Webb has enlisted the support of top-ranking Democrats, including majority leader Harry Reid, and influential Republicans like Arlan Specter, the ranking minority member on the Judiciary Committee, and Lindsey Graham, the ranking member of the Crime and Drugs Subcommittee. A bipartisan national consensus has emerged that the criminal justice system is broken.” says Webb, a former Marine and Secretary of the Navy in the Reagan administration.
“There are few things rarer than a major politician doing something that is genuinely courageous and principled, but Sen. Jim` Webb’s impassioned commitment to fundamental prison reform is exactly that,” wrote Glenn Greenwald, a writer for the website Salon. Webb’s interest in the issue was prompted by his work as a journalist in 1984, when he wrote about an American citizen who was locked away in a Japanese prison for two years under extremely harsh conditions, for nothing more than marijuana possession,” Greenwald said.
Brown University Professor Glenn Loury describes America as “a nation of jailers whose prison system has grown into a leviathan unmatched in human history.”
In his two years in the Senate, Webb has held hearings on the costs associated with mass incarceration and on the criminal justice system’s response to the problems of illegal drugs. He also has called attention to the need to provide released inmates who have paid their debts to society more help getting jobs and resuming productive lives.
THE WAR ON DRUGS
If drug-legalizers are slowly gaining traction, drug-war-enders appear to be moving more swiftly to fix things from their end. Politicians in New York state recently reached a deal to repeal the state’s hard-line Rockefeller drug laws, passed in 1973, which imposed mandatory 15-years-to-life sentences for possession of small amounts of cocaine and heroin. Webb announced his intention to take that kind of reconsideration nationwide by introducing his National Criminal Justice Act Commission of 2009.
Although politically popular and expedient over the past several decades, the “tough-on-crime” stance promoted in reaction to escalating crime rates has not reduced crime and the rate of incarceration overall.
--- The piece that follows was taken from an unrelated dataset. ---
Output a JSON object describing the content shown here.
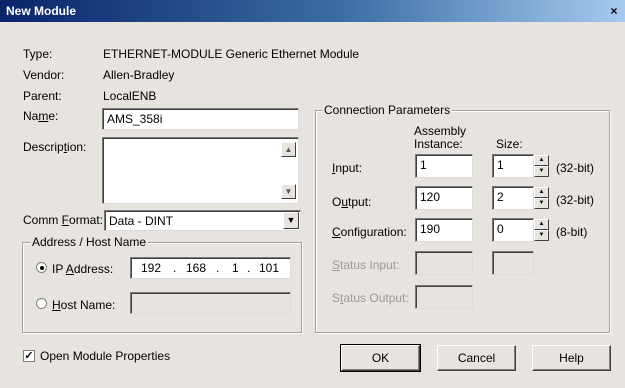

Alternative, effective approaches that provide both for intervention and rehabilitation through cost-effective programs and services that allow for the restoration of the formerly incarcerated to return to their communities have been documented to be effective in reducing crime and recidivism. Support is needed from the leadership of both major political parties as well as from our communities across the nation, according to Webb.
TIME TO CHANGE
The National Commission task is to look at every aspect of the criminal justice system with an eye toward reshaping the process from top to bottom. Webb intends to bring together the best minds in America to confer, report, and make recommendations about how we can reform the process, with clear answers to hard questions such as: Why are so many Americans currently in prison compared with other countries and our own history? What is the policy costing our nation, both in tax dollars and in lost opportunities? How can we reshape our nation’s drug policies? How can we better diagnose and treat mental illness? How can we end violence within prisons and increase the quality of prison administrators? How can we build workable re-entry programs so that communities can assimilate former offenders and encourage them to become productive citizens? How can we defend ourselves against the growing scourge of violent, internationally based gang activity?